Su un diverso fronte è considerata molestia ogni atto o comportamento a connotazione sessuale che, esplicitamente o implicitamente, influenzi le decisioni riguardanti l’assunzione, il mantenimento del posto, la formazione professionale, la carriera, gli orari, gli emolumenti o altro aspetto della vita lavorativa. Vengono poi indicate alcune fattispecie tipizzate delle condotte.

Per quanto poi riguarda la definizione di violenza psicologica, questa è indicata come ogni atto e comportamento aggressivo o vessatorio ripetuta nel tempo a danno di lavoratori e lavoratrici, posto in essere da colleghi e superiori. Tra le fattispecie esemplificate rammentiamo:

  • l’immotivato isolamento anche psicologico da parte dei colleghi;
  • il rilevante e ingiustificato alleggerimento o aggravio del carico di lavoro;
  • le persecuzioni scritte e verbali volte a denigrare la capacità professionale;
  • gli atteggiamenti aggressivi, insolenti, derisori e ogni altro comportamento adottato da persone di grado gerarchico superiore o da colleghi che incidano sulla salute psico-fisica del dipendente.

Alcuni degli aspetti di maggior pregio del codice devono essere rinvenuti nell’approccio estremamente pragmatico che viene proposto per la risoluzione delle situazioni sopra descritte. In primo luogo, è prevista una forte responsabilizzazione di tutti i dipendenti e collaboratori tenuti ad osservare il codice; per i dirigenti viene indicato un obbligo di garantire l’osservanza del codice stesso.
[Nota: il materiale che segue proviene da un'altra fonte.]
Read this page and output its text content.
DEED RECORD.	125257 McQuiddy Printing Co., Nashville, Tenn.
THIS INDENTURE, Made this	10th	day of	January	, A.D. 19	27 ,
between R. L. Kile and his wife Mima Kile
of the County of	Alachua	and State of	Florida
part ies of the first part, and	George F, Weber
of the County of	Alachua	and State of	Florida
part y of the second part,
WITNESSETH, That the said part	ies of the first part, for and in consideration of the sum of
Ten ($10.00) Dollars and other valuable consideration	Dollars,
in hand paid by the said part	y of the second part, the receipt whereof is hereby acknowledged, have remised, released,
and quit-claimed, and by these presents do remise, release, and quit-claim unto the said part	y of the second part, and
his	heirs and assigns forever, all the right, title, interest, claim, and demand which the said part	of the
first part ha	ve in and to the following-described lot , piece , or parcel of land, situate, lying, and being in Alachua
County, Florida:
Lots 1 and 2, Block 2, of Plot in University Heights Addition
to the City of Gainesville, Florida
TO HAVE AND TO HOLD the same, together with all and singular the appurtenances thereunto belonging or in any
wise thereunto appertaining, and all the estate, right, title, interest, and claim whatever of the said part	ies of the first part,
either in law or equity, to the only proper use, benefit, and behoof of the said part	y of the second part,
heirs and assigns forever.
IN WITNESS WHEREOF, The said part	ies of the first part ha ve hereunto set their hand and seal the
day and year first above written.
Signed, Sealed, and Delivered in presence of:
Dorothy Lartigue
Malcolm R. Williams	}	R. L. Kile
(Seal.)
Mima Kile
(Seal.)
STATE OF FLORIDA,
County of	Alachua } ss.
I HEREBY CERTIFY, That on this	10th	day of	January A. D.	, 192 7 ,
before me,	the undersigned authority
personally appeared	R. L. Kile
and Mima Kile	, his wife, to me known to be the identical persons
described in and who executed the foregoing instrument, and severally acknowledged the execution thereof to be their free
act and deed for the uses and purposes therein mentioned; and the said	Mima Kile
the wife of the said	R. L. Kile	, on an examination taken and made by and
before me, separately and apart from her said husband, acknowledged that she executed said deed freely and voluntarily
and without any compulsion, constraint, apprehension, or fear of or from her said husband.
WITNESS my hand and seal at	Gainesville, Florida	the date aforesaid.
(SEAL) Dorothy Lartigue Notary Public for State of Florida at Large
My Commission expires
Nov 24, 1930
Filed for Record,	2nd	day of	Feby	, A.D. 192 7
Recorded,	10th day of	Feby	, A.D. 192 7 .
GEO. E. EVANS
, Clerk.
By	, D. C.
È prevista in termini generali e programmatici la predisposizione di momenti di controllo sulla sussistenza di atti o comportamenti contrari al presente codice, nonché, in via preventiva, di interventi sull’organizzazione del lavoro con particolare attenzione a determinate situazioni nelle quali serve una maggiore tutela, nonché l’adozione di interventi di sostegno nei confronti dei dipendenti in particolari situazioni di svantaggio.